In 2019, tourist arrivals were approaching pre-Hurricane Irma levels, only to be hit with the pandemic in 2020, which caused a 73 percent decline year on year.

All told, 2020 saw 305,371 total visitors, down from 894,991 in 2019 and 757,015 in 2018, he said.

Those numbers include overnight visitors, cruise ship passengers, and day trippers.

“We know that this is not what we are used to,” Mr. McCoy said. “And it’s not going to get better immediately. Forecasters have said that we won’t see regular numbers travelling as we have seen in the past until 2023.”

From January to July, the territory saw 22,706 overnight visitors, along with 1,465 cruise ship passengers and 1,890 day trippers, according to statistics from the BVITB.

New initiatives

When visitors return to the territory, they will see some new initiatives aimed at keeping them engaged, said Vionie Pickering, acting product director for the BVITB.

First, crumbling phone booths throughout the territory are set to get a second life, she said.

“It is our hope that these would be retrofitted with recordings about the islands and encourage our guests and residents to enjoy selfies as they post them on social media,” she said.

Under the #BVIphonehome campaign, one is set to be placed in the J.R. O’Neal Botanic Gardens, with another location yet to come. Furthermore, she said, the “Rate Our Service” kiosks already found at some of the territory’s ports will be expanded to other islands as part of efforts to gauge customer service.

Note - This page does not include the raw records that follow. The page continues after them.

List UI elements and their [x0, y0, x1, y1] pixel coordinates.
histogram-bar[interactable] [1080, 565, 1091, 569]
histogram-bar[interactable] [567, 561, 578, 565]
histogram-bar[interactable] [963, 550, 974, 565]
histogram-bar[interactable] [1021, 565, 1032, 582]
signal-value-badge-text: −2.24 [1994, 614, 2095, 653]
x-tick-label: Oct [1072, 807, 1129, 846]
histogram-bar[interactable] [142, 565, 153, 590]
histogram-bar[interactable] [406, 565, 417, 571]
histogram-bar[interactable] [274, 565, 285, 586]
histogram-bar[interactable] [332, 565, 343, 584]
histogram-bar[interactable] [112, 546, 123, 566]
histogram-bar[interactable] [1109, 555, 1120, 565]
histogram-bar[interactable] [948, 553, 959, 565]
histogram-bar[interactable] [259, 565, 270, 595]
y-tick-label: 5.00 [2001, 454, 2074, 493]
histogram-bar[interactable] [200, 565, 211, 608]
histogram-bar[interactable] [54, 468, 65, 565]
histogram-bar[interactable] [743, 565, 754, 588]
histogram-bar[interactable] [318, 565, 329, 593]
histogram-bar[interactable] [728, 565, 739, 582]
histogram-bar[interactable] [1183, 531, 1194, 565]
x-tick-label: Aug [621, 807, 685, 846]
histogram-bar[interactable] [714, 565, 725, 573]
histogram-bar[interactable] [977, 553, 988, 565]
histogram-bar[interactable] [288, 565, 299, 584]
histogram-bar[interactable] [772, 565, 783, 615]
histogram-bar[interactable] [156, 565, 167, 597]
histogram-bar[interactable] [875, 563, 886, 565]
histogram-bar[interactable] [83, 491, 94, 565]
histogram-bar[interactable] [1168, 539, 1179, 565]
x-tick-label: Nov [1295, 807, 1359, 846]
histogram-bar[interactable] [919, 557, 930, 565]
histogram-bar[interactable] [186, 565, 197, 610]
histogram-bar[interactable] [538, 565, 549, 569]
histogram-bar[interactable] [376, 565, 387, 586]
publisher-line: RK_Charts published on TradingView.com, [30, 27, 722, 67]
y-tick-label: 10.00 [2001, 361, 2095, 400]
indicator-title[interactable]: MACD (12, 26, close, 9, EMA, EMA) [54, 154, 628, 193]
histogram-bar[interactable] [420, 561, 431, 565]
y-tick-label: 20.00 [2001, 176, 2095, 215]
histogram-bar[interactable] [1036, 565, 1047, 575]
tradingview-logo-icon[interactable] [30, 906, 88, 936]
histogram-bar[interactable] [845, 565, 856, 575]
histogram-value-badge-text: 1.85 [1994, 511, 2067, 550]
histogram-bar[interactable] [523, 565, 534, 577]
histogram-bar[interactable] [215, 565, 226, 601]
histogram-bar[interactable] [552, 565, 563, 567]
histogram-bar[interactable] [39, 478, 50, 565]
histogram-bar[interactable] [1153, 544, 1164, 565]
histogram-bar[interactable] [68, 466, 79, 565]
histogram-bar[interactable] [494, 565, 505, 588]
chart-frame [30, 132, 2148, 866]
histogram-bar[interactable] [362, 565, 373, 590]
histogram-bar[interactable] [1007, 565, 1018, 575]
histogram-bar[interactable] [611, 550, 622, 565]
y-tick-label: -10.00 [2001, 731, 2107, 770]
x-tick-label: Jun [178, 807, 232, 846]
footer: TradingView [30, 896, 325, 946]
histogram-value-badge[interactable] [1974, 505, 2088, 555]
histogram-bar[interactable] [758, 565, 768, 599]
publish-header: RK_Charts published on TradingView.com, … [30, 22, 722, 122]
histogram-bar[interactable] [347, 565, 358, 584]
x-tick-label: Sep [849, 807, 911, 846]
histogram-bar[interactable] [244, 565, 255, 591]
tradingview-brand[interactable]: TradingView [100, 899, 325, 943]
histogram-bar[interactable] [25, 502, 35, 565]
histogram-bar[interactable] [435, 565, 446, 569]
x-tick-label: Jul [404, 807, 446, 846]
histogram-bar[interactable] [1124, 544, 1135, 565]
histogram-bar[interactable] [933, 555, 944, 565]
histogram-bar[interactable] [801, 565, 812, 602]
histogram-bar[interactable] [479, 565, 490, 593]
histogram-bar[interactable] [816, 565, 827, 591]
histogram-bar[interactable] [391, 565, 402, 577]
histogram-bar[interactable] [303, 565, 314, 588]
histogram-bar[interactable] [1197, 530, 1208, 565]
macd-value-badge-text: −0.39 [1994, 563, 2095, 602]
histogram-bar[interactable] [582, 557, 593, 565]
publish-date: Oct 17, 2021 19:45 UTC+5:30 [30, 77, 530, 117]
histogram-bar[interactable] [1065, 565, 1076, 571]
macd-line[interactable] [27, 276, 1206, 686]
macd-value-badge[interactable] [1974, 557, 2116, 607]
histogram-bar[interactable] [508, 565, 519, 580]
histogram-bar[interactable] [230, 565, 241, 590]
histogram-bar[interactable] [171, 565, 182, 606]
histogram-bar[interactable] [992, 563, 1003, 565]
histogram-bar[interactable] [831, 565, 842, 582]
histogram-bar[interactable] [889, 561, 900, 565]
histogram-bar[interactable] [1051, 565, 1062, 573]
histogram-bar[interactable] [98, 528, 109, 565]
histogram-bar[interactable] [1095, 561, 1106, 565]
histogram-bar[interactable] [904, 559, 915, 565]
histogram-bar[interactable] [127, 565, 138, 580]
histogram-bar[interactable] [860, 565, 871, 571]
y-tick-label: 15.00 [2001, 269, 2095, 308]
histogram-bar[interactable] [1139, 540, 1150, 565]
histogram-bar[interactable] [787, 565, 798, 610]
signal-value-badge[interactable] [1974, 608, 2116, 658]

Additionally, the new BVI Beautiful Step Up Cleanup campaign will raise awareness about the importance of keeping the VI clean, according to Ms. Pickering.

“It’s about changing habits and recognising that waste is no longer a necessity,” she said.

‘Smallest PO’

Finally, she said the board is working to restore the “smallest post office” on Virgin Gorda, which was damaged during the 2017 hurricanes.

“Our project manager has worked diligently; it’s been restored,” she said. “And she has some lovely pictures that we’re excited about and can’t wait to get it finished.”

October and November, she added, will see the start of a service hospitality training campaign, focused on rallying companies and their employees under the acronym “RISE,” which stands for “reinforce, improve, support and empower.”

“We encourage you to get ready for these trainings, and when the team calls you, please register your entire team to be a part of this exciting initiative,” she said.